11. Sodium and Salt Consumption Should Be Reduced
- Low-sodium foods should be preferred. Salt should not be added to dishes at the table.
- Excessive salt consumption can lead to hypertension, cardiovascular diseases, and increased calcium excretion in urine, which can cause osteoporosis.
- Sodium in animal-based foods is higher than in plant-based foods. For older adults on a salt-restricted diet, adding various spices to low-sodium or salt-free dishes can enhance flavor and make consumption easier.
- When shopping, check the sodium content on the package. A product containing 1.5g of salt or 0.6g of sodium per 100g is classified as a high-sodium product.
12. Sugar Consumption Should Be Reduced
- Sugars are a source of simple carbohydrates. Instead of simple sugars, complex carbohydrates (grains, legumes, etc.) should be preferred.
Importance in Old Age
Added Sugars
- Older adults may prefer salty and sweet foods due to sensory loss.
- They provide only energy.
- They increase the risk of diabetes.
- They negatively impact weight control.
- They adversely affect oral and dental health.

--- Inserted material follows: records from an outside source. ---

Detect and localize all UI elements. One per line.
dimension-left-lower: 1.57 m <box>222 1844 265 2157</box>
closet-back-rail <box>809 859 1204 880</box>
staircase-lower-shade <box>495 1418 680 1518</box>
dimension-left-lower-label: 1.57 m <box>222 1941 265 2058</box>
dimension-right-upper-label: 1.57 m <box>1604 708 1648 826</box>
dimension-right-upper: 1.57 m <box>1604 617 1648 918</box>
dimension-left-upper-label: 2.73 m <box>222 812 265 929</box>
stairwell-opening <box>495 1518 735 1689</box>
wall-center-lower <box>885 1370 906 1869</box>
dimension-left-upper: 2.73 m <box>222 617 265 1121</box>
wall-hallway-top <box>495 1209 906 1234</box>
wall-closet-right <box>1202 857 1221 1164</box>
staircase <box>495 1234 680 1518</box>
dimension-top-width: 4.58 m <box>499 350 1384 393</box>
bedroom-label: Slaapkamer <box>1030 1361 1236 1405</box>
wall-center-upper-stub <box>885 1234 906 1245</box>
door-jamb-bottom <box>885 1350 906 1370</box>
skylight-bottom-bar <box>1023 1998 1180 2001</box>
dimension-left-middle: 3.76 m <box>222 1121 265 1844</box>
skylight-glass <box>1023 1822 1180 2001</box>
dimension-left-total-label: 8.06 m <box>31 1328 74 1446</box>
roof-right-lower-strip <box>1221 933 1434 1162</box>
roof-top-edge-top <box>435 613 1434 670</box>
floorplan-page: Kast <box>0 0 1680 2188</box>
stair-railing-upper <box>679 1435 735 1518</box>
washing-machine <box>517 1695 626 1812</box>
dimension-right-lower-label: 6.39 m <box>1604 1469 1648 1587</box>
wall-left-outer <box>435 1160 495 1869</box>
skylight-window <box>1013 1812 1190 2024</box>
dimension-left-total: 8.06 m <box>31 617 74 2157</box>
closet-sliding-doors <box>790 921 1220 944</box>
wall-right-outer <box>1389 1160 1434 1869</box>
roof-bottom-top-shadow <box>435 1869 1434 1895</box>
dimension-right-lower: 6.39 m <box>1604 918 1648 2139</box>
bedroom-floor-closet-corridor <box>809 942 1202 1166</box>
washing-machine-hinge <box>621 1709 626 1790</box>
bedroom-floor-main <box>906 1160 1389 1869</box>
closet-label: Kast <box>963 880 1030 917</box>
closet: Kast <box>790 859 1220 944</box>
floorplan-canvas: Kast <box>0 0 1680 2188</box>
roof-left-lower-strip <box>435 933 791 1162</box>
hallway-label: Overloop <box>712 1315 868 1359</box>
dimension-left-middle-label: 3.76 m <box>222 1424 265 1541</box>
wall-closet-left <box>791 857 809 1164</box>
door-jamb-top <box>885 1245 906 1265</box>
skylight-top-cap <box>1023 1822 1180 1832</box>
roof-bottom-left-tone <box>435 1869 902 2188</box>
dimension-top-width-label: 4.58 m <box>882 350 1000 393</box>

Simple sugars provide only energy, whereas complex carbohydrates offer energy along with protein, vitamins, minerals, and fiber.
13. Alcohol and Smoking Should Be Avoided
- Alcohol has negative effects on health. Excessive alcohol consumption is known to cause liver damage, brain damage, heart muscle damage, ulcers, pancreatitis, digestive system cancers, hypertension, and depression.
- Smoking leads to certain types of cancer, inadequate nutrition due to the loss of nutrients from the body, and increased requirements for antioxidant vitamins. It is also a risk factor for osteoporosis.
- For older adults, maintaining adequate and balanced nutrition requires avoiding both alcohol and smoking.